しかし、実際には結婚のため新生活と結婚式の準備を同時に行ない、かつ妊娠中となると体力的にも経済的にも大変なこと。そのため、結婚式は出産後に生活が落ち着いてからと考えることが増えつつあるようです。
子どもと一緒でも、妊娠出産前であっても、新郎新婦の希望がベースになるので、結婚式の内容が大きく変わることはありません。しかし、ファミリーウエディングでしかできない演出や価値を知って活かすことができれば、大きなメリットになるはずです。
最適な子どもの年齢は?
妊娠出産前のようなウエディングを希望されるカップルには子どもが0歳のうちが良いでしょう。眠っている時間が長く、動き回る心配もないので、基本的には家族やシッターに預けて、授乳の時間を設けるなど念のための余白の時間を取っておくと安心でしょう。披露宴の中で赤ちゃんのお披露目をしたり、生まれる前と後の様子をムービーなどで紹介したりするのもおすすめです。
また、子どもが1歳の誕生日に合わせたウエディングは人気で、初めて迎える我が子の誕生日とふたりの結婚式を一度に行ないます。「1」や「1st」をモチーフにしたデコレーションや、写真がたくさん撮れる機会にみんなでお祝いできるのも素敵ですね。
また、一人で座ったり、簡単なスピーチなどができたりするようになる4歳以上まで待つのもおすすめ。子育てで忙しく、おしゃれや夫婦の時間などを後回しにしていたカップルにはご褒美的なイベントにもなります。
ただ、子どもが動き回ったり人見知りをしたりする時期でもあるので、打合せなど人に会う時間が増えることはパパママにとっても子どもにとってもプレッシャーになるようであれば、性格や環境によっては避けたほうがいいかもしれません。
芸能人などの影響もあって、結婚5年や10年20年という節目に行なうウエディングも近年目立つようになりました。出産前に限らず、自分たちに合ったタイミングで納得いく結婚式を挙げるというのが今どきのスタイルと言えるでしょう。
遠慮や焦りをせずに納得のいく計画をしてほしいです。
ご祝儀はいただいてもいいの?
結婚や転居の報告に伴って、お祝い・お返しなどのやりとりがあった場合、また結婚から1年以上が経っている場合には、招待の範囲や自己負担について慎重に考える必要があります。
招待の範囲は、親族や友人という「枠」でだけ考えるのではなく、親交の深さや今後どのように付き合っていきたいかを考えるとよいでしょう。
また、「会費制」のようにカジュアルなスタイルにするのも一つの手ですが、子ども連れの出席者が多いと想定させる場合は、特にホテルなどしっかりとした設備の整った式場で一般的な挙式や披露宴を行うと安心です。
すると気になるのが、ご祝儀やそれに伴う自己負担でしょう。

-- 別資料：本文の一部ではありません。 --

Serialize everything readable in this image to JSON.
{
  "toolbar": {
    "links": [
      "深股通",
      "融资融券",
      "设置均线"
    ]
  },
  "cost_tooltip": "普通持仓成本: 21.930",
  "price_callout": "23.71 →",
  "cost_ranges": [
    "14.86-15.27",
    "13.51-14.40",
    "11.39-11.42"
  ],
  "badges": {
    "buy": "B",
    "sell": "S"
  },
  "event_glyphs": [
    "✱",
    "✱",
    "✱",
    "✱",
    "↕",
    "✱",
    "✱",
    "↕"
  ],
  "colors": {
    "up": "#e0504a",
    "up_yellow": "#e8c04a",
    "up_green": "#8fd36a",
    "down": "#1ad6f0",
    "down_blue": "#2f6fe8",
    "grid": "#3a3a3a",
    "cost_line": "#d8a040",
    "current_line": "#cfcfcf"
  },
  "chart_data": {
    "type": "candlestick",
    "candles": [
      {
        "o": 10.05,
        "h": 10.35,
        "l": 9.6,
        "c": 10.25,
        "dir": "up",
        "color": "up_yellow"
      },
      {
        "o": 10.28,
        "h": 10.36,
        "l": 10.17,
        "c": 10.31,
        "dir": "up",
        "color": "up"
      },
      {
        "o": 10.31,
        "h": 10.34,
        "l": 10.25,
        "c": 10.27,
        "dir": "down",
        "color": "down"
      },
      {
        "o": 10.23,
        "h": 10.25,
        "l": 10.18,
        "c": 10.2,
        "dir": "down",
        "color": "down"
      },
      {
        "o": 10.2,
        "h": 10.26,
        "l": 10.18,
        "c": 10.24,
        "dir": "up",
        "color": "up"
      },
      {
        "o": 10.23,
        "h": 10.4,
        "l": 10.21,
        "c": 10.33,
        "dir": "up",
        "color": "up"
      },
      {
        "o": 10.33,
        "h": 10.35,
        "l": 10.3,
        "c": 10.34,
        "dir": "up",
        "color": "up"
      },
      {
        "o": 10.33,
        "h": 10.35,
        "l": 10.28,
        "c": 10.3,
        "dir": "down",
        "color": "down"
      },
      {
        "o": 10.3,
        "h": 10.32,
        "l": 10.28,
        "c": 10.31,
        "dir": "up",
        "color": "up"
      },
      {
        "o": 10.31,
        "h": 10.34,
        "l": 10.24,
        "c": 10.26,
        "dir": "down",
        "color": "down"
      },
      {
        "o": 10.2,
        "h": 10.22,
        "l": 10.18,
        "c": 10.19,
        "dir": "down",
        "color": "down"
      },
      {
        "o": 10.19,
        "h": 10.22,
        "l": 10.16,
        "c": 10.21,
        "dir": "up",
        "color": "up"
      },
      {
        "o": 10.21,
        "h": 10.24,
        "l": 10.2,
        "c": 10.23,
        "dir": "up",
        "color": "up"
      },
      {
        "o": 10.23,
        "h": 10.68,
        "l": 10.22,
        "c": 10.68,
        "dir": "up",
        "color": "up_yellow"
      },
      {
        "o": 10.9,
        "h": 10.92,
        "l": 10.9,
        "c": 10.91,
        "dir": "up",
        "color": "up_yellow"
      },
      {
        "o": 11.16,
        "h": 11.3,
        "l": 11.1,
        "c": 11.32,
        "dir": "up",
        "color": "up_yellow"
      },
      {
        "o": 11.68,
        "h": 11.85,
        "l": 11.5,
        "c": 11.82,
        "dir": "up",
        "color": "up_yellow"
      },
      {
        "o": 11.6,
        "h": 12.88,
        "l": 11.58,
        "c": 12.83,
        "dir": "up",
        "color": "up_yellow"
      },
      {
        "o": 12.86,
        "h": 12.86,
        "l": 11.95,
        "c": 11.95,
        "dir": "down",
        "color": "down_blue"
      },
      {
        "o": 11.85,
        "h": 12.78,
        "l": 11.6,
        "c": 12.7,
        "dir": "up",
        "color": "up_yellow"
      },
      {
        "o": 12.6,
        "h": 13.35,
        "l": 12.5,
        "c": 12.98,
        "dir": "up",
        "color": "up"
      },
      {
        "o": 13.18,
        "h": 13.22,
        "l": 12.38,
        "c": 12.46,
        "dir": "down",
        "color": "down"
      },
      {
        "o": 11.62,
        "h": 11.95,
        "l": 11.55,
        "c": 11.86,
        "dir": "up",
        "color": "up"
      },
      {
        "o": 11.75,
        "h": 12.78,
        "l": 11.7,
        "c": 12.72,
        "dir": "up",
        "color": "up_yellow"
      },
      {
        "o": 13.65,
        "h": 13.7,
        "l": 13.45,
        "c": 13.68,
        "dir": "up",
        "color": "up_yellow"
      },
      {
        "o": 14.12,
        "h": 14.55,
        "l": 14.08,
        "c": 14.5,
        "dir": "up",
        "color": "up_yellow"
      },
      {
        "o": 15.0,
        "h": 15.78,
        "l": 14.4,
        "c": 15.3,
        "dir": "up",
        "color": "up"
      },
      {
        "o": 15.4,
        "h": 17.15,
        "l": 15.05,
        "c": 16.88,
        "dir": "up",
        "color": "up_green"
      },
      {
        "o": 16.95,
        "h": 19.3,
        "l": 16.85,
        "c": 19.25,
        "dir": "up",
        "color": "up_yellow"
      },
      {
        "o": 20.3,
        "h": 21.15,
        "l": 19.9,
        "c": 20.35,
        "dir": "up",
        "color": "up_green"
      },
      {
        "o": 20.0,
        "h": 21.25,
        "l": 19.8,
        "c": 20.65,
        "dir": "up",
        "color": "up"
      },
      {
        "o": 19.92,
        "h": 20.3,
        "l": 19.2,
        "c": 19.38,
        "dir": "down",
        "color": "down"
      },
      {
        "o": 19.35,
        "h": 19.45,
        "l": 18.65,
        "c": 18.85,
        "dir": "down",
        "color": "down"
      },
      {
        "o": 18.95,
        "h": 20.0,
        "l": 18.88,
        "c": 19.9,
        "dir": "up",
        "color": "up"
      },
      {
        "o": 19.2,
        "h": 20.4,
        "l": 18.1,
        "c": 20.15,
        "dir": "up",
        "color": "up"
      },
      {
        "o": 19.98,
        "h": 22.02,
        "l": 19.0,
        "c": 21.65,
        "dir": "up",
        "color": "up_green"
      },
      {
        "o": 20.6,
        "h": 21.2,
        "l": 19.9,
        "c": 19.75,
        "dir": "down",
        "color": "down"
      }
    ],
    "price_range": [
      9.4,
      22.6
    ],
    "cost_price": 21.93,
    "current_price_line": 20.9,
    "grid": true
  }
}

実際、「ご祝儀をください」とは言えませんので、招待状を送る前に直接出席してほしいという連絡をしたり、自己満足に見えないようシンプルでしっかりした食事や引出物にしたりするなど、招待客に対して細やかで丁寧な印象を与える「気持ち」を期待できるような準備をしておきましょう。
子どものことで気をつけておくこと
ファミリーウエディングで気になることは、やはり子どものことですね。
子どもに手が離せない時期に結婚式をしようとすると、当日や準備段階に不安になることもたくさんあるでしょう。その不安を二人で抱え込まずに、家族やウエディングプランナーなどのプロに上手に頼ってください。
また、小さい子どもだと体調が安定していません。状況や希望を率直に伝えることで、式場側も子どもを預けている時間内で効率よく打合せができるような準備や、空いている時間帯や個室の使える時間などを提案してくれるはずです。
結婚式当日も含めて準備期間の多くのスケジュールにおいて、体調が優れないようなときには延期ができるのかなど事前にその範囲を確認しておきましょう。
妊娠がわかってから出産までの間に産後の結婚式の準備を半分くらいまで進めておくこともできるので、0歳や1歳で結婚式を計画している場合には出産前にできるところまで決めておくとスムーズに進められるでしょう。
「結婚式はしないつもりだった」という場合でも、式場に年齢制限や子どもNGというところはありませんので、ファミリーウエディングに興味があれば、まずは会場に属さないフリーのウエディングプランナーや専用プランをもっている式場へ相談に行ってみてはいかがでしょうか。